At least computers based round the SCMP, 6502 (Junior Computer), 2650 (TV
Games Computer).
> all-transistor-and-TTL (with few exceptions), whereas the 1990-1999 era
> is mostly microcontroller systems with little TTL.
>
> Very odd for them to publish the 1990-1999 PDFs in preference to (say)
> 1974-1984 -- nearly all the transistors used in those circuits were
> "TUN" or "TUP"s; that is, Transistor, Universal, NPN or PNP
> respectively. Diodes similarly were "DUG" or "DUS" -- Diode, Universal,
> Germanium or Silicon. TTL is similarly easily available, any electronics
> hobbyist worth his salt will know that 74LS can usually be subbed in for
> straight-74xx TTL.
Indeed. And somehow I find projects using a handful of simple components
to be more appealing than just a single 40 pin microcontroller.

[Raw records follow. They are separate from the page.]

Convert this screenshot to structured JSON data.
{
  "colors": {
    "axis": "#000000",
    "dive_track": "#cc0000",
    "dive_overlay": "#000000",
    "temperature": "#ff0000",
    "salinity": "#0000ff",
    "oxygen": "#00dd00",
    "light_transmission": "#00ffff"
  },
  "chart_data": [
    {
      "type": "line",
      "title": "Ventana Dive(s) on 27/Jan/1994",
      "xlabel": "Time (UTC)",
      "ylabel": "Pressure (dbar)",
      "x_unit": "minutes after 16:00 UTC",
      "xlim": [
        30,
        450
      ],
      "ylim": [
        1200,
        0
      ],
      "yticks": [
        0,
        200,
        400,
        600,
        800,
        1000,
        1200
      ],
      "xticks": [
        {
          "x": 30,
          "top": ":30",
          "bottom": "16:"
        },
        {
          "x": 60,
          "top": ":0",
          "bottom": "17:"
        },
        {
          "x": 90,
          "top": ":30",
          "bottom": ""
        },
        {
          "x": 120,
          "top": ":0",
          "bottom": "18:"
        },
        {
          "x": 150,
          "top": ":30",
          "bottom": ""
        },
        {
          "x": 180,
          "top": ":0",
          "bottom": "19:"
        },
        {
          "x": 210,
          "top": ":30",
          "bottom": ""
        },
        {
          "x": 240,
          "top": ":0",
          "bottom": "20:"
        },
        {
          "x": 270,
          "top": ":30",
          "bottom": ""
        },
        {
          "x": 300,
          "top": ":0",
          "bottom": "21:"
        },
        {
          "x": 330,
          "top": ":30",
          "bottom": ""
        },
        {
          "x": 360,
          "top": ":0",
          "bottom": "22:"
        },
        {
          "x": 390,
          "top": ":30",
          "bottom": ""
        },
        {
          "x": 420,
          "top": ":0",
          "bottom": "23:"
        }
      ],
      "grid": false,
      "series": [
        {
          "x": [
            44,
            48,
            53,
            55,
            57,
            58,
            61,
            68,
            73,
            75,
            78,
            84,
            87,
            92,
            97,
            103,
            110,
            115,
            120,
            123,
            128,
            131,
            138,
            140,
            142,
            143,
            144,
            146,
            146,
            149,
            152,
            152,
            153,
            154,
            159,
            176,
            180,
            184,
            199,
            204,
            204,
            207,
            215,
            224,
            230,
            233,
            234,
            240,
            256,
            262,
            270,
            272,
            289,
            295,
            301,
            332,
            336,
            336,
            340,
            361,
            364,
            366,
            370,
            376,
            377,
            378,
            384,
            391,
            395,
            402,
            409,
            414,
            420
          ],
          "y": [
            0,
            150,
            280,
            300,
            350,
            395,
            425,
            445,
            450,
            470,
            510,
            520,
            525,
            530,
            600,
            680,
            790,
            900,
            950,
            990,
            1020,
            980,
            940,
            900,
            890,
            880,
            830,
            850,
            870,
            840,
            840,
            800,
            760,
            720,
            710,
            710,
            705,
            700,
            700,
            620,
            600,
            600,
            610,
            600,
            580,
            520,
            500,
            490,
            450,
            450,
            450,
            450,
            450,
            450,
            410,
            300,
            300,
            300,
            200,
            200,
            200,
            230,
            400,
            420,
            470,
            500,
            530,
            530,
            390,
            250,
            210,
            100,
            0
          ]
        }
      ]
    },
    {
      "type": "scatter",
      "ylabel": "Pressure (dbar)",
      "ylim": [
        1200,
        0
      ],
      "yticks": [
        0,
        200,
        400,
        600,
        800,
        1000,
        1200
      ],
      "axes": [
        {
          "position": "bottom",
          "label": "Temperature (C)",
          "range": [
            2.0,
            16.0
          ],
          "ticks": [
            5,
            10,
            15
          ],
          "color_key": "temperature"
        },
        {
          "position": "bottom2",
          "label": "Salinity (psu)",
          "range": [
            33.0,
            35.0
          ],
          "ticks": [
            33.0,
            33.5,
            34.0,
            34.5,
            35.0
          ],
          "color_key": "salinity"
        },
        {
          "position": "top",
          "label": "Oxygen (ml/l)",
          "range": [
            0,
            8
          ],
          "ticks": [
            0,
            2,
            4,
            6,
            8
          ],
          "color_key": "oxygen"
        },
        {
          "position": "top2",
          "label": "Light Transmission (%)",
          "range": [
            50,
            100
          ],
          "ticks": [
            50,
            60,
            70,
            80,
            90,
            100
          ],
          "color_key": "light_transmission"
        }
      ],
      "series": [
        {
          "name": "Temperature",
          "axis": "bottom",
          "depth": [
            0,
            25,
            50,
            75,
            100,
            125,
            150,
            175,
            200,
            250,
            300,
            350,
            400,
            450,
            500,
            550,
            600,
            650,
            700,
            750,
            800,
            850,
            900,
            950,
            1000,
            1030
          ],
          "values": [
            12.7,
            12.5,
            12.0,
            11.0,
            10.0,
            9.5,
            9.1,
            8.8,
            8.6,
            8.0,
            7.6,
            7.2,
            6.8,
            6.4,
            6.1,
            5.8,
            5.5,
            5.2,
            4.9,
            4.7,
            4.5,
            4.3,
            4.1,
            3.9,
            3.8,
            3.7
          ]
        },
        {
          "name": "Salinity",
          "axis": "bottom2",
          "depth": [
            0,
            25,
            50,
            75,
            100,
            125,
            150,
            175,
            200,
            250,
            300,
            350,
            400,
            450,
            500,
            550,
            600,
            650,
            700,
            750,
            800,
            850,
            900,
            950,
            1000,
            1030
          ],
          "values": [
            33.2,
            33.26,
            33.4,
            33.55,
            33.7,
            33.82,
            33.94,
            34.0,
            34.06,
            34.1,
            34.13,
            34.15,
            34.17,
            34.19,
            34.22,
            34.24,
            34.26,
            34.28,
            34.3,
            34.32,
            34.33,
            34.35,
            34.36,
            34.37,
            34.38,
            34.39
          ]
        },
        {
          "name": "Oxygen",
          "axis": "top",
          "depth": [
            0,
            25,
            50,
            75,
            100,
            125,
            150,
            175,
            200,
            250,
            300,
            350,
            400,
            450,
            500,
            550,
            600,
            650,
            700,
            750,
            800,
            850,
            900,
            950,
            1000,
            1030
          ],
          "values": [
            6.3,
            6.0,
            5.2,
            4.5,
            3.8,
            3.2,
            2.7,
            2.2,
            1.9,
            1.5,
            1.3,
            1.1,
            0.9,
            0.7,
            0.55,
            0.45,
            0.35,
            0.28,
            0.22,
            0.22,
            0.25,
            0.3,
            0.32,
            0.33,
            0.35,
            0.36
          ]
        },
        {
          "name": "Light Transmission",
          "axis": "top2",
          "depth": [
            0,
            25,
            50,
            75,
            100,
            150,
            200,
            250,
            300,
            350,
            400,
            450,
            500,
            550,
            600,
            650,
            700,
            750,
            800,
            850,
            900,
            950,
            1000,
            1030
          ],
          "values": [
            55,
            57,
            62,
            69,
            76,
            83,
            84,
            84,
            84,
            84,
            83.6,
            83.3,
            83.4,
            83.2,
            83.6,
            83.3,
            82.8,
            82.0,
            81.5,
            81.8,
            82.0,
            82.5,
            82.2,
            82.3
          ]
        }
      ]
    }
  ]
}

> > I stopped reading AP when the editor changed some years ago. Roger Hicks
> > no longer wrote an article every week, it almost totally dropped film
> > photography, and the answers to readers questions were misleading to say
> > the least (I seem to remember them perpetrating ythe myth that the focal
> > lenght of the lens affrcts perspective). Oh, and the 'classic camera'
> > articles became only 2 pages long., although even before that they were
> > somewhat lacking in accuracy.
>
> It's both amusing and saddening to see them publish an answer to
> someone's query one week, then publish a retraction-and-correction the
I rememebr them saying it was better to store recharageble batteries in
the discharged state (since they then couldn't self-discharge). There my
be a battery technology where that's true, but most of the common ones
are better stored charged.
> following week. Things like suggesting RAID arrays as an alternative to
> offline backups (CD-R, DVD-R, tape, ...)
> Little hint -- what happens if there's a power spike?
Second little hint : None of my cameras has a hard disk, or a CD-ROM
drive, or...
>
> > What I do read is :
> >
> > Model Engineer, and Model Engineer's Workshop (the latter is more
> > interesting to me, being more on workshop techniques, the former being
> > mostly about making steam engines, but you do get useful information from
> > it, which is why I read it).
>
> I'd really like to learn how to do some more advanced
> plastic/metalworking (and get the tools to do it).
It is great fun. The problem is the startup cost. A good lathe is not
cheap, but then again it will last all your life if you look after it.
> At high school we had a fair few wood/metalworking tools (most of which
> were in pretty good nick), a teacher who knew his stuff (IIRC he used to
> work for a metalworking company, retired, then started working as a
> teacher). We also had a headteacher who was the sort of person who'd
> make the kids run around in plastic bubbles for "health and safety"
> reasons. Design-tech and science got cut almost entirely (the latter had
> all the experiments and demonstrations cut and was turned into a lecture
> / question-and-answer / exam session)...
Do the world a favour, and put that headmaster between centres :-). A
light skimming cut should do the job...
Fortunately I managed to get away with all sorts of lethal things at
school. As I mentioned once before, when the rest of the kids were
booting spheres around areas of grass, I was making a CRT in a bell jar.
Or fooling around with valves. Or...
I learnt nothing at school that I was _supposed_ to be learning, though.
Certianly not from the so-called teachers.